Alarming news on the wires that New Order are readying some new tracks for mass consumption. Obviously the reanimated Manchester legends could be coming up with something a cut above the satisfactory rock they’ve churned out periodically over the last 20 years, but don’t bet your die-cut ‘Blue Monday’ sleeves on it.
That’s the thing about getting the old band back together – the creative impetus tends to wither when you’ve got all that lovely back catalogue to plunder. Since their reunion two years ago – four years after splitting permanently with Peter Hook – New Order have only seen fit to release ‘Lost Sirens’, a selection of out-takes from their last proper, lacklustre album ‘Waiting For The Sirens’ Call’. Hardly the action of a band overflowing with confidence at their capacity for sharp new material.
But maybe they’ll turn around and hit us full in the face with half a dozen new ‘Thieves Like Us’-es. That’d be good, but sourfaced pessimism says otherwise. History has made us feel like this.
The temptation to go through the motions and rake in the cash is usually paramount in a reformed band’s decision to kick back and not bother their arses with anything new. Don’t complain – when a deluded outfit like the Spice Girls kid themselves the fans don’t just want to hear ‘Wannabe’, they come up with some bilge like ‘Headlines (Friendship Never Ends)’. Oh, you don’t remember it?

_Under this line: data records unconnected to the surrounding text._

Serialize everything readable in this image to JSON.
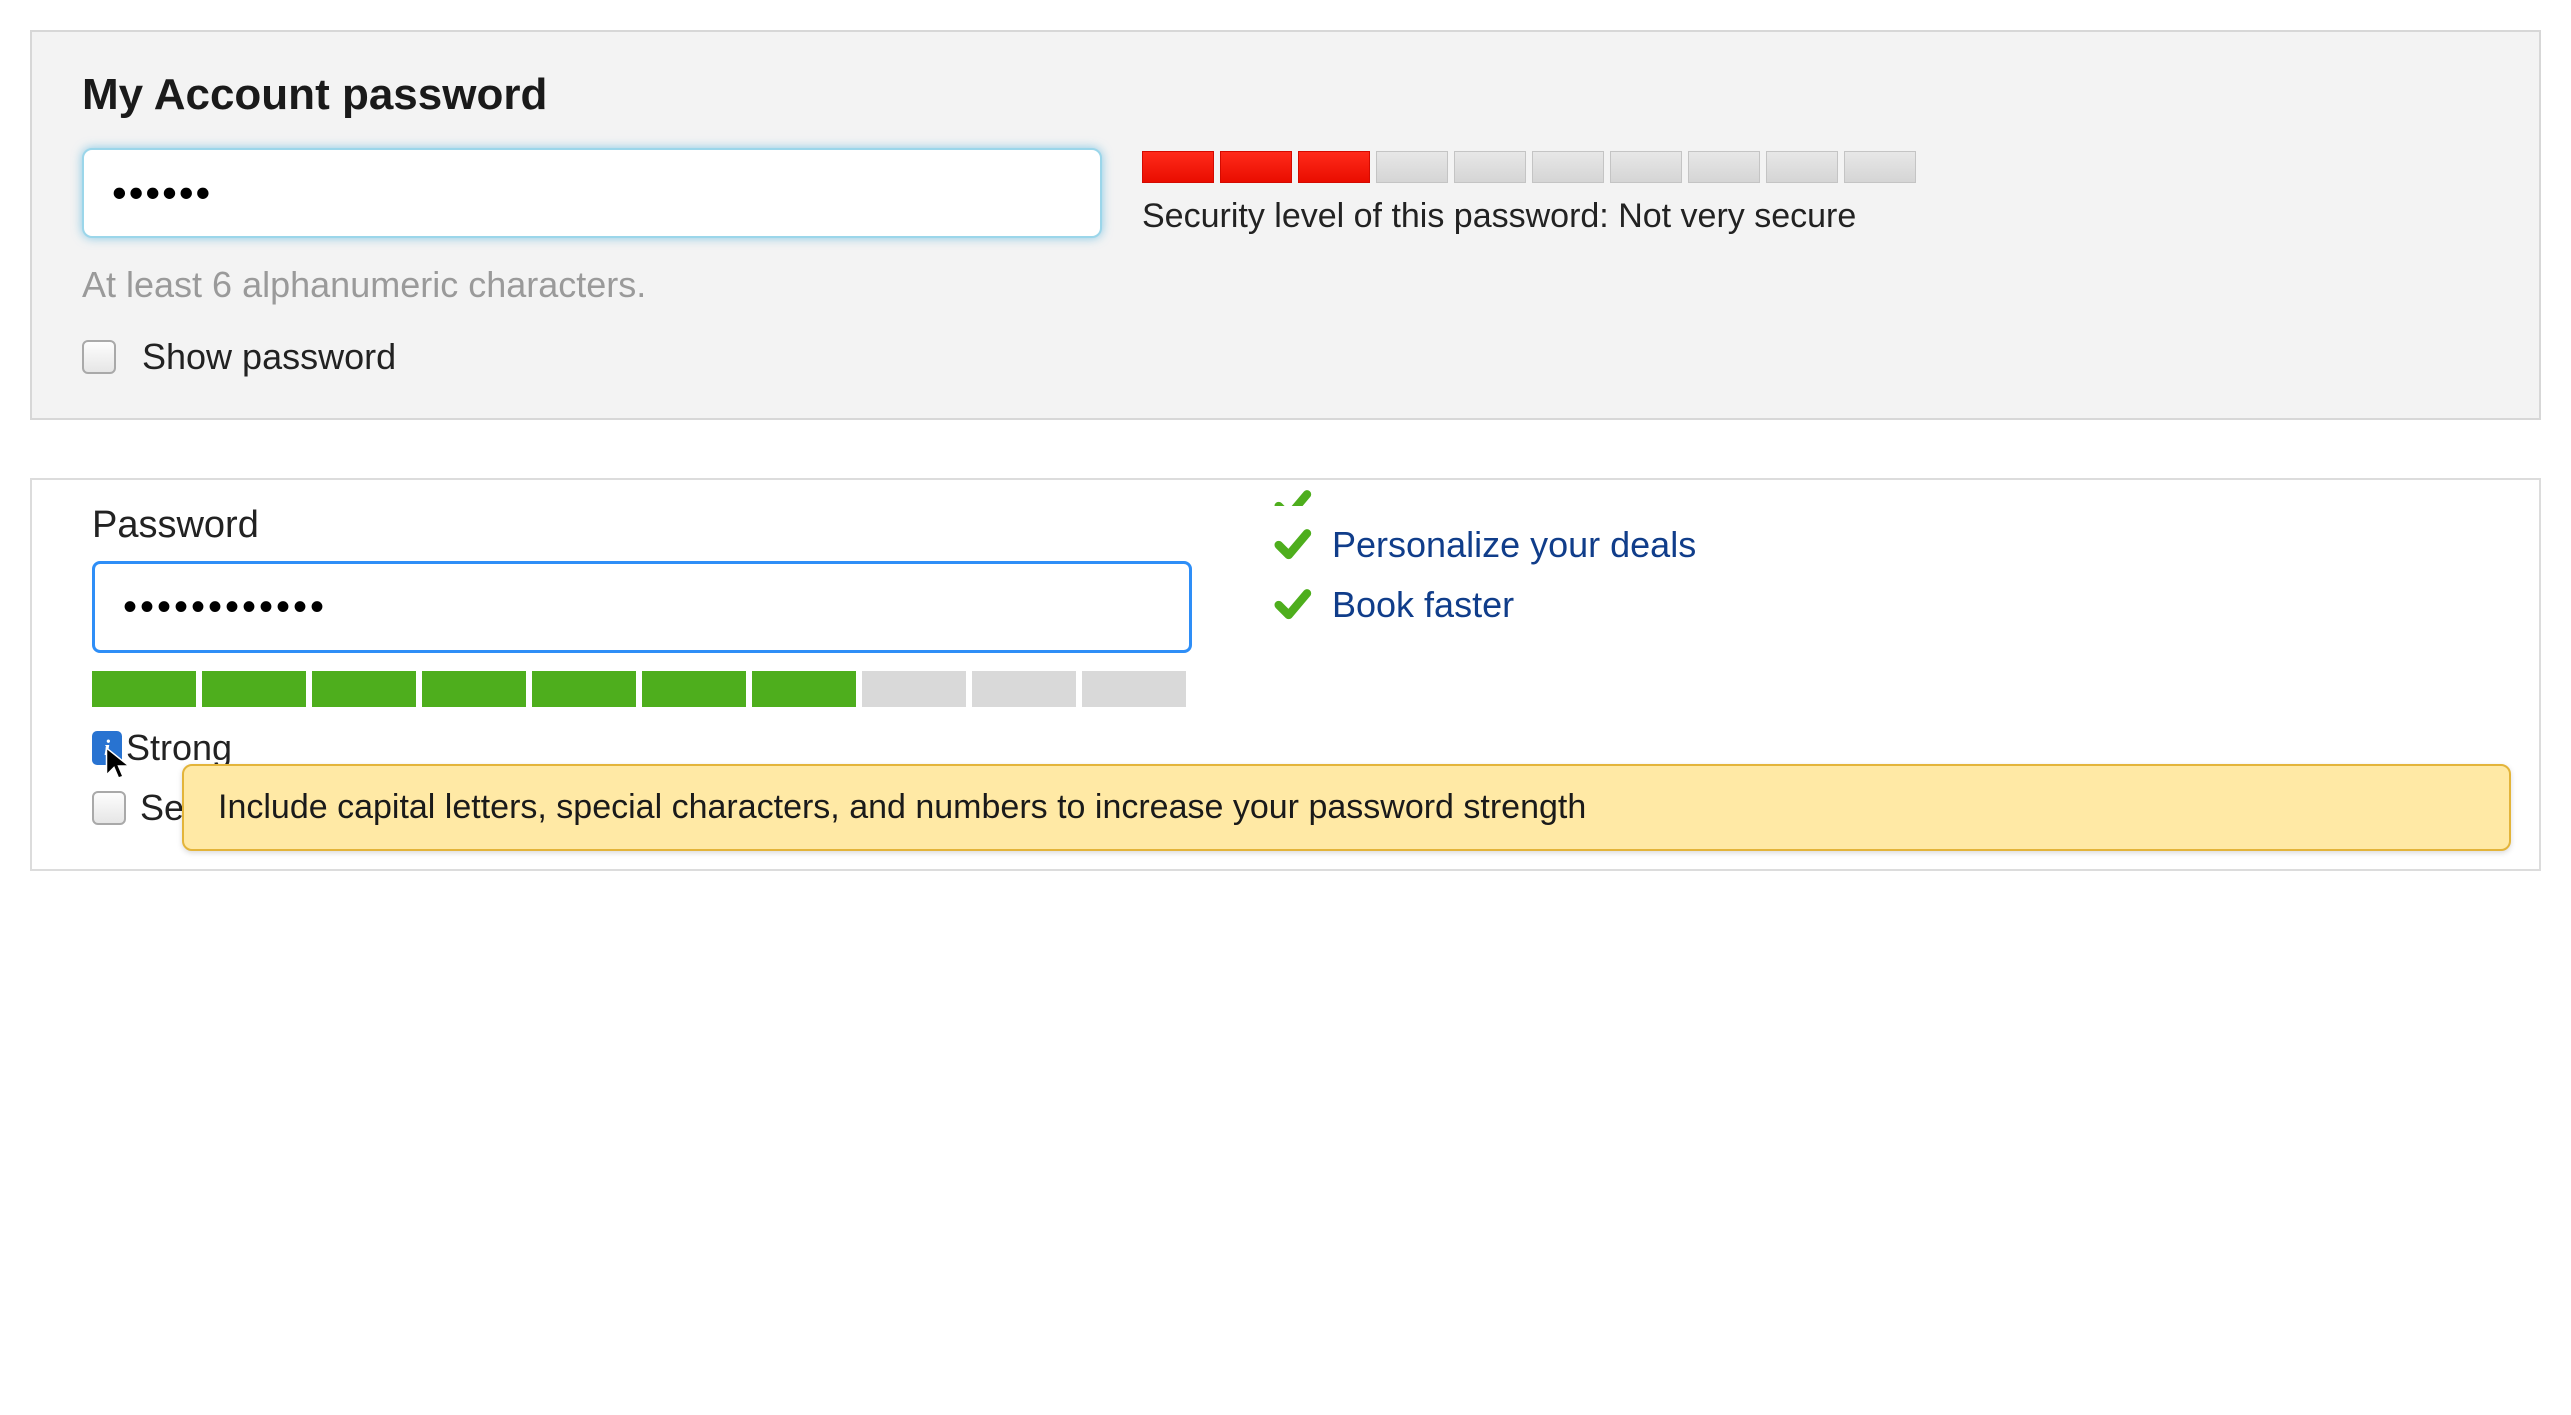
{
  "panel1": {
    "title": "My Account password",
    "password_value": "••••••",
    "meter": {
      "segments": 10,
      "filled": 3,
      "fill_color": "red"
    },
    "security_label": "Security level of this password: Not very secure",
    "hint": "At least 6 alphanumeric characters.",
    "show_password_label": "Show password"
  },
  "panel2": {
    "label": "Password",
    "password_value": "••••••••••••",
    "meter": {
      "segments": 10,
      "filled": 7,
      "fill_color": "green"
    },
    "strength_label": "Strong",
    "info_icon_char": "i",
    "send_checkbox_visible_text": "Se",
    "benefits": {
      "item0_partial": " ",
      "item1": "Personalize your deals",
      "item2": "Book faster"
    },
    "tooltip_text": "Include capital letters, special characters, and numbers to increase your password strength"
  },
  "colors": {
    "red": "#f01000",
    "green": "#4eae1d",
    "blue_border": "#2e8ef7",
    "tooltip_bg": "#ffe9a5",
    "dark_blue_text": "#103d8a"
  }
}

The Police understood there wasn’t a cat’s chance in hell they could get back into the studio without killing each other and at least the Sex Pistols were characteristically honest about what they were back on the merry-go-round for: the lucre they knew was their due. We thank them for it. New anthems from ageing punks would’ve been excruciating. No offence, Billie Joe.
OK, a few dreamers might think it’d be nice if Led Zeppelin or The Stone Roses looked up from their bank balances every once in a while and recorded the odd new note – and perhaps they’d have a point. They could join forces and make the same record for real cost-effectiveness, but it’s a risk, isn’t it? It risks our hearts.
Because we really don’t want our favourite bands coming back and pissing on their lovely legacy. The Stone Roses might instinctively realise this, and the same goes for Pavement who knew we just wanted one more chance to see them. Pixies too (‘Bam Thwok’ notwithstanding).
Probably the most impressive comeback in recent years was Take That’s, commercially and – bear with us – artistically. They really did have a lot of hearts to trample on but found a way to move their sound on and embrace not only their own advancing years but those of their fans too. A neat trick, whatever you think of them.
It’s a swerve attempted to varying degrees of success by Britpop stalwarts Blur, Suede and Pulp. Damon Albarn and co. have leant mainly on the cash-cow model of band reformation, but the dribble of new stuff has come from a band sympathetic to its slightly grizzled chops. Pulp are dipping the old toe right now – we’ll see – and Suede have come up with an album exactly like the neon-stripped pop they were giving us 15 years ago. It’s a similar story with My Bloody Valentine’s expert time capsule ‘m b v’, leading us to another escape pod: CHANGE NOTHING.
But for every Suede or MBV playing it sensible, there’s a Verve coming up with an awesomely empty album, or a Jane’s Addiction misremembering themselves as a turned-up-to-11 pomp-rock band, or a Smashing Pumpkins mislaying the tunes in spectacular style, or a Boomtown Rats doing… oh God, let’s not even think about it. Actually, we didn’t really want music from them, full stop. Nor you, Cast.
When it comes down to it, you know the truth: the only reunited band we’re excited to hear new music from is MKS.